Published January 14, 2015
As Utah legislators slashed hundreds of millions of dollars to balance the state budget, lawmakers held on to one perk for themselves and thirsty state workers who survived the cuts: bottled water.
An Associated Press review of state finance records shows that Utah state agencies, excluding public colleges and universities, have spent more than $220,000 on bottled water since July.
While it's only a small portion of the $5.1 billion in state funds budgeted for this fiscal year, it's more than twice as much as the governor earns a year, and scores of programs have seen smaller amounts than that cut from their budgets in the past year.
States across the country are coming under increasing pressure to stop using bottled water as they look to save money and protect the environment by using fewer plastic bottles, which often end up in landfills and require large amounts of energy to produce and transport.
New York, Virginia and Illinois have each cut spending on bottled water while other states are considering it, including Connecticut.
Corporate Accountability International, a Boston-based nonprofit corporate watchdog group, has urged all 50 governors to end their state contracts with bottled water suppliers and request that federal economic stimulus funds be spent upgrading public water systems.
"It's really important because when states purchase bottled water, they essentially send the wrong message," said Deborah Lapidus, the nonprofit's senior organizer. "It's sort of like a chef that won't eat his own food."
Messages left with Gov. Jon Huntsman's spokeswoman were not immediately returned Thursday.
Government records on the state's new accountability Web site, transparent.utah.gov, show that the Utah Department of Corrections has spent the most money on bottled water this year: $65,000. The Department of Transportation, at $31,000, and the Judicial Branch, at $25,000, are next.
Angie Welling, spokeswoman for the Department of Corrections, said it's not surprising her agency spent the most on bottled water because it's one of the largest agencies in the state and many of its workers are in jobs requiring them to be physically active.
She said the department considered stopping the practice this past year to save money, but decided against it to keep employee morale from slipping further at a time employees were being asked to do more than ever because of staffing shortages.
"It was kind of a, 'If we have to do this, how bad has it gotten?"' Welling said.
Last year, the majority of about 250 mayors who attended the U.S. Conference of Mayors meeting in Miami voted to phase out government use of bottled water.
San Francisco canceled its city spending on bottled water in 2007, saving nearly $500,000 annually.
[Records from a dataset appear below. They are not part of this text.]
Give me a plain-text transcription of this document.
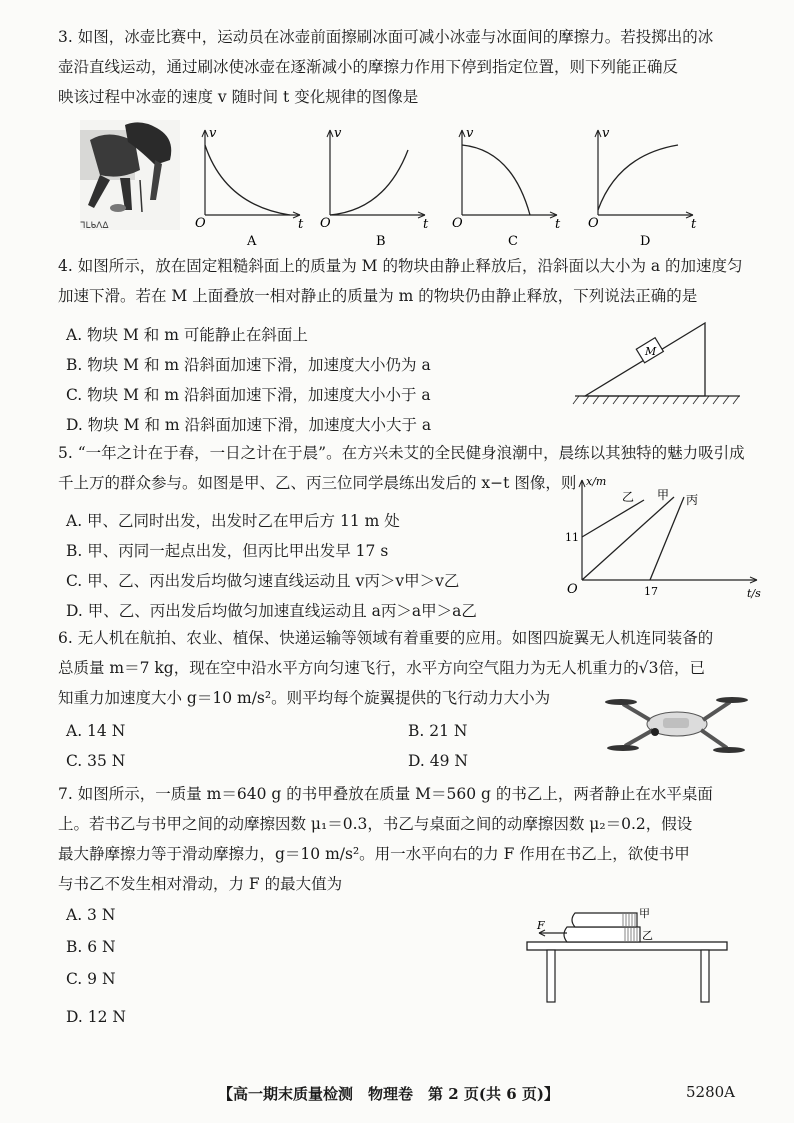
3. 如图，冰壶比赛中，运动员在冰壶前面擦刷冰面可减小冰壶与冰面间的摩擦力。若投掷出的冰
壶沿直线运动，通过刷冰使冰壶在逐渐减小的摩擦力作用下停到指定位置，则下列能正确反
映该过程中冰壶的速度 v 随时间 t 变化规律的图像是
ᒣᒪᑲᐱᐃ
v
t
O
A
v
t
O
B
v
t
O
C
v
t
O
D
4. 如图所示，放在固定粗糙斜面上的质量为 M 的物块由静止释放后，沿斜面以大小为 a 的加速度匀
加速下滑。若在 M 上面叠放一相对静止的质量为 m 的物块仍由静止释放，下列说法正确的是
A. 物块 M 和 m 可能静止在斜面上
B. 物块 M 和 m 沿斜面加速下滑，加速度大小仍为 a
C. 物块 M 和 m 沿斜面加速下滑，加速度大小小于 a
D. 物块 M 和 m 沿斜面加速下滑，加速度大小大于 a
M
5. “一年之计在于春，一日之计在于晨”。在方兴未艾的全民健身浪潮中，晨练以其独特的魅力吸引成
千上万的群众参与。如图是甲、乙、丙三位同学晨练出发后的 x−t 图像，则
A. 甲、乙同时出发，出发时乙在甲后方 11 m 处
B. 甲、丙同一起点出发，但丙比甲出发早 17 s
C. 甲、乙、丙出发后均做匀速直线运动且 v丙＞v甲＞v乙
D. 甲、乙、丙出发后均做匀加速直线运动且 a丙＞a甲＞a乙
x/m
t/s
O
11
17
乙 甲 丙
6. 无人机在航拍、农业、植保、快递运输等领域有着重要的应用。如图四旋翼无人机连同装备的
总质量 m＝7 kg，现在空中沿水平方向匀速飞行，水平方向空气阻力为无人机重力的√3倍，已
知重力加速度大小 g＝10 m/s²。则平均每个旋翼提供的飞行动力大小为
A. 14 N	B. 21 N
C. 35 N	D. 49 N
7. 如图所示，一质量 m＝640 g 的书甲叠放在质量 M＝560 g 的书乙上，两者静止在水平桌面
上。若书乙与书甲之间的动摩擦因数 μ₁＝0.3，书乙与桌面之间的动摩擦因数 μ₂＝0.2，假设
最大静摩擦力等于滑动摩擦力，g＝10 m/s²。用一水平向右的力 F 作用在书乙上，欲使书甲
与书乙不发生相对滑动，力 F 的最大值为
A. 3 N
B. 6 N
C. 9 N
D. 12 N
F
甲
乙
【高一期末质量检测　物理卷　第 2 页(共 6 页)】	5280A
Seattle, which stopped buying bottled water last year, is saving as much as $57,000 annually. Salt Lake City stopped buying bottles for personal use in 2006, although the cost savings is unclear.
"It's a simple way we can help the environment in terms of not producing more bottles in the first place and not filling landfills down the road," said Mayor Ralph Becker's spokeswoman Helen Langan. "We're trying to lead by example."